Mechanics Colloquim
PROGRAM
PROGRAM ZA JANUAR 2009.
Pozivamo Vas da učestvujete u radu sednica Odeljenja i to:
PETAK, 30. jan. 2009. u 14 sati:
Slaviša Salinić, Mašinski fakultet Kraljevo
CONTRIBUTION TO THE BRACHISTOCHRONE PROBLEM WITH COULOMB FRICTION
Abstract: This paper formulates and solves in closed form (expressed by elementary functions) the brachistochrone
problem with Coulomb friction of a particle which moves down a rough curve in a uniform gravitational field
assuming that the initial velocity of the particle is different from zero. The problem is solved by the
application of variational calculus. Two variants are considered: first, the initial position and the
final position of the particle are given; second, the initial position is given, and the final position
lies on a given vertical straight line. The new approach in treating this problem by variational
calculus lies in the fact that the projection sign of the normal reaction force of the rough
curve onto the normal to the curve is introduced as the additional constraint in the form of
an inequality. This inequality is transformed into an equality by introducing a new state variable.
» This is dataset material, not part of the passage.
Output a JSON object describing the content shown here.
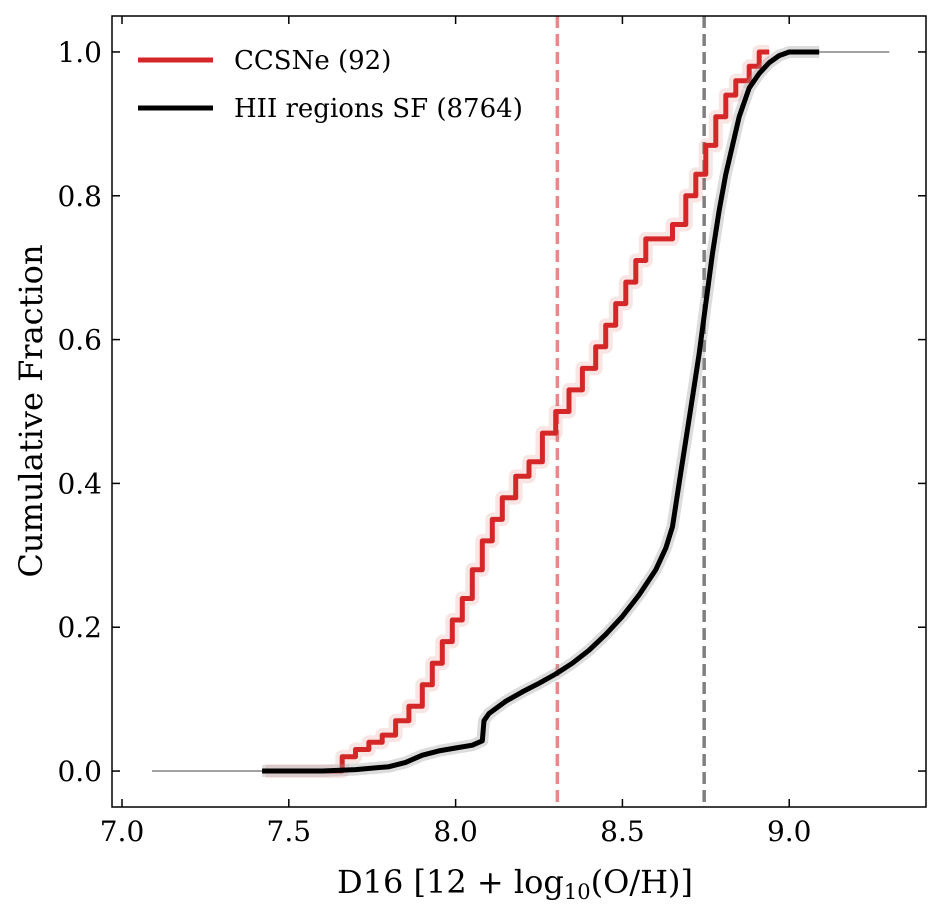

Although this is fundamentally a constrained variational problem, by further introducing a new
functional with an expanded set of unknown functions, it is transformed into an unconstrained problem
where broken extremals appear. Brachistochrone equations in parametric form are obtained for both
variants which are examined, with the slope angle of the tangent to the brachistochrone being taken as the parameter.
These equations contain a certain number of unknown constants which are determined from the corresponding
systems of nonlinear algebraic equations. They are solved by an alternative approach which is based
on the application of differential evolution. The obtained brachistochrones are generally two-segment
curves with the initial line segment representing a free-fall parabola in nonresistant medium.
It is shown that regarding the special values of the parameters the results of the paper
coincide with the known results from literature.
Sednice se održavaju u zgradi SANU, Knez Mihailova 35, u sali 2 na prvom
spratu.